14. Relationship between the Excise department and the assessee is that of trust. Both the parties have to be equally fair to each other. While the department has the right and power to levy and collect excise duty, the assessee is equally duty bound to pay the excise duty. However, the power to levy and collect the excise duty must be exercised in a reasonable, just and fair manner. The power to levy a duty is not an unbridled power. Thus, the department cannot be permitted to act as an unruly horse. Considering the fact that the Officer-in-charge of the exporting distillery at Madhya Pradesh had sent all the relevant documents proving that five consignments under the five permits never left the State of Madhya Pradesh, considering the fact that the report prepared by the Excise Inspector, and the report of District Excise Officer are also in favour of the petitioner, the Excise Commissioner should have re-considered the entire matter. Since the goods of five consignments never entered the state of Rajasthan. Obviously, the department has collected the excise duty, while the department is not entitled to collect such duty. Since the import duty has been charged without any import, clearly the charging and collection of duty is ultra vires the powers of Excise Commissioner.

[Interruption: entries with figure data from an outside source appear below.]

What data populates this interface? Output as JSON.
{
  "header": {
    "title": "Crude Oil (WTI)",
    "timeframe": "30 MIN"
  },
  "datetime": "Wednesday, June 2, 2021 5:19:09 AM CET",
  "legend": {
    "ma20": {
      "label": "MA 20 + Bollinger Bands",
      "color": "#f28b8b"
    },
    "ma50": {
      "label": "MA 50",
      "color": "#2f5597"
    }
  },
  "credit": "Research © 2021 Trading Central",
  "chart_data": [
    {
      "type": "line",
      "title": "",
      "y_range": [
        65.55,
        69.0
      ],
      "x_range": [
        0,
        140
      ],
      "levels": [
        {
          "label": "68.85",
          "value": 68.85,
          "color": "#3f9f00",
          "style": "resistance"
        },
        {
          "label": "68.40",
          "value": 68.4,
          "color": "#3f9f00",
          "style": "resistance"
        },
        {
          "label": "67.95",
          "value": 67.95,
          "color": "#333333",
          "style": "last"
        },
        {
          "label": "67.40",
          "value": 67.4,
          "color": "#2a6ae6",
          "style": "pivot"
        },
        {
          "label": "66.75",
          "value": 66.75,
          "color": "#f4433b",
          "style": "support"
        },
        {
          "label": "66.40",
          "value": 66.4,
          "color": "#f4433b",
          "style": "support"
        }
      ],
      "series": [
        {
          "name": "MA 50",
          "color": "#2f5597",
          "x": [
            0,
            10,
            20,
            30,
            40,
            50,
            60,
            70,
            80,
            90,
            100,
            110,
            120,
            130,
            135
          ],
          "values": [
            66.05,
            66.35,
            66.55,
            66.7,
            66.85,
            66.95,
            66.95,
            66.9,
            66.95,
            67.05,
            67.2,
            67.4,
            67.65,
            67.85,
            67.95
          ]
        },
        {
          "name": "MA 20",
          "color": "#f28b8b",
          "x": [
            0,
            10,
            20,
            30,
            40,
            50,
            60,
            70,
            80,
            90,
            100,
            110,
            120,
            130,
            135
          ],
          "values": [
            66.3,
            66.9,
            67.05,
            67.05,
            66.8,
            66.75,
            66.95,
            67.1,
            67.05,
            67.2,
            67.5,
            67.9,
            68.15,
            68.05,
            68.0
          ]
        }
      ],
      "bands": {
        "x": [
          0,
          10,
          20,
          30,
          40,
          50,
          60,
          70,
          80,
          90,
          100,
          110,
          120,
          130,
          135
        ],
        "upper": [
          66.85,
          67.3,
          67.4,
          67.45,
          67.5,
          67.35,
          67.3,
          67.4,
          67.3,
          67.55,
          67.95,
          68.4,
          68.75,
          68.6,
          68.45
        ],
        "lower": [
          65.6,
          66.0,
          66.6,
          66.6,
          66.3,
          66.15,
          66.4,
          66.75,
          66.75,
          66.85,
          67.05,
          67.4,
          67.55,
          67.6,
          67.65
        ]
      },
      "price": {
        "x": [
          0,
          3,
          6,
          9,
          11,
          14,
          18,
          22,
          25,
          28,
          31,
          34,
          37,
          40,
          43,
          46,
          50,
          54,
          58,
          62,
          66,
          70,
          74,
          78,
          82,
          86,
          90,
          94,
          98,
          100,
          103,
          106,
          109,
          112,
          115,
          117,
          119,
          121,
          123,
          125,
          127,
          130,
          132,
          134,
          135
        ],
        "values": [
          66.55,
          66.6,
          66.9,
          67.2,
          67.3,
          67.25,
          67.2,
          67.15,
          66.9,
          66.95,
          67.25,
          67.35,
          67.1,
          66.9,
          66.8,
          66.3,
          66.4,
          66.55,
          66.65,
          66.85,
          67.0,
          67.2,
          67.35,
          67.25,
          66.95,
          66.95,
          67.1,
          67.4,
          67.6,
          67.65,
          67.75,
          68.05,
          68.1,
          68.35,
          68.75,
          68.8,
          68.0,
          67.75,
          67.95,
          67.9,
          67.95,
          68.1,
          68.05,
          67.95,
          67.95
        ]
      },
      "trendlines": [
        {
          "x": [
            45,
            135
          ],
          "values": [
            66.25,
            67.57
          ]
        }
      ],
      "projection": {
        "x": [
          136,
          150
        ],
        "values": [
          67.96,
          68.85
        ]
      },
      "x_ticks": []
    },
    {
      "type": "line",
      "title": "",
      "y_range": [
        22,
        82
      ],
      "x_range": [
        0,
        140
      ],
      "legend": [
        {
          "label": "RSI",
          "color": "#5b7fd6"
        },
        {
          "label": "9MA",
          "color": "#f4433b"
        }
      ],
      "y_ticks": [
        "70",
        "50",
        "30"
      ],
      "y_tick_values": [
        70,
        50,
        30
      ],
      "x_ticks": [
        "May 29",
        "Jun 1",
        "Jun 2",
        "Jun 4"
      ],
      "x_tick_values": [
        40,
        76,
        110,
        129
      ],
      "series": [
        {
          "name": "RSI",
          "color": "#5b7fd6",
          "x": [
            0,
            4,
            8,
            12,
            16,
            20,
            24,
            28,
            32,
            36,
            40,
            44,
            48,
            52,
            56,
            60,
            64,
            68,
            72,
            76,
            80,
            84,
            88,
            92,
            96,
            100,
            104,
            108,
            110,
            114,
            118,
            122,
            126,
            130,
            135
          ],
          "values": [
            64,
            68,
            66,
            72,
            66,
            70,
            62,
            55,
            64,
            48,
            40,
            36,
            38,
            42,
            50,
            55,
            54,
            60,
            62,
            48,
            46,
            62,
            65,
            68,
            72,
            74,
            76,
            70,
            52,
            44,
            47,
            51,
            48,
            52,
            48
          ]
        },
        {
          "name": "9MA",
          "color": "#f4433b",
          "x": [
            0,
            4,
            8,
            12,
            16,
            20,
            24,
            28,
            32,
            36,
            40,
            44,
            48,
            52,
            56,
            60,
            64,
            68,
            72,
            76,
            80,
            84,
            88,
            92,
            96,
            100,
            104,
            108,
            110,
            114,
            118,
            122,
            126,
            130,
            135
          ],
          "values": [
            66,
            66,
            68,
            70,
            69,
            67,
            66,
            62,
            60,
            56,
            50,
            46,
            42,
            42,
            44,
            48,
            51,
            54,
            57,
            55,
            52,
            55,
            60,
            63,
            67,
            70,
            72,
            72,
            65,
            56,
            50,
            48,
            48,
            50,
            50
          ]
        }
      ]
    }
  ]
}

15. In the case of the Divisional Commissioner Jaipur (supra), this Court was ceased of a similar issue. In that case the respondent company obtained 52 import permits for importing IMFL from distilleries at Bihar, Goa, Hyderabad and Maharashtra. However, the goods could not be imported against those permits. Meanwhile the excise duty was charged. The Excise Officer of the said distilleries issued non-supply certificates. Therefore, the respondent company requested that the amount of duty be refunded. However, the Excise Commissioner refused to refund the amount. The respondent company therefore, preferred an appeal challenging the order of Excise Commissioner before the Divisional Commissioner. The Divisional Commissioner allowed the appeal and directed the State to adjust the amount against the future permits. Against the order of Divisional Commissioner, the State of Rajasthan filed writ petition before this Court. The writ petition was dismissed by the learned Single Judge vide order dated 18-9-2000. Therefore, a Special Appeal was filed before a Division Bench of this Court. The learned Division Bench of this Court observed as under:
Charging of import duty by the State of Rajasthan, without there being any import would be ultra vires to the powers of State of Rajasthan and without authority of law.
It further observed that:
Under Rule 24(2) of the Rajasthan Excise Rules, 1956, the Excise Commissioner is legally under obligation to refund the import duty.
16. Keeping in view the principles annunciated in the case of Divisional Commissioner Jaipur (supra), this Court has no hesitation in quashing and setting aside the impugned order dated 8-2-2002 and the order dated 12-4-2002. The respondents are directed to refund the amount Rs. 20.25 lacs to the petitioner along with interest at rate of 6% per annum from the date of filing the writ petition i.e. 20- 1-2004.
17. In the result, the writ petition is, hereby, allowed. There shall be no order as to costs.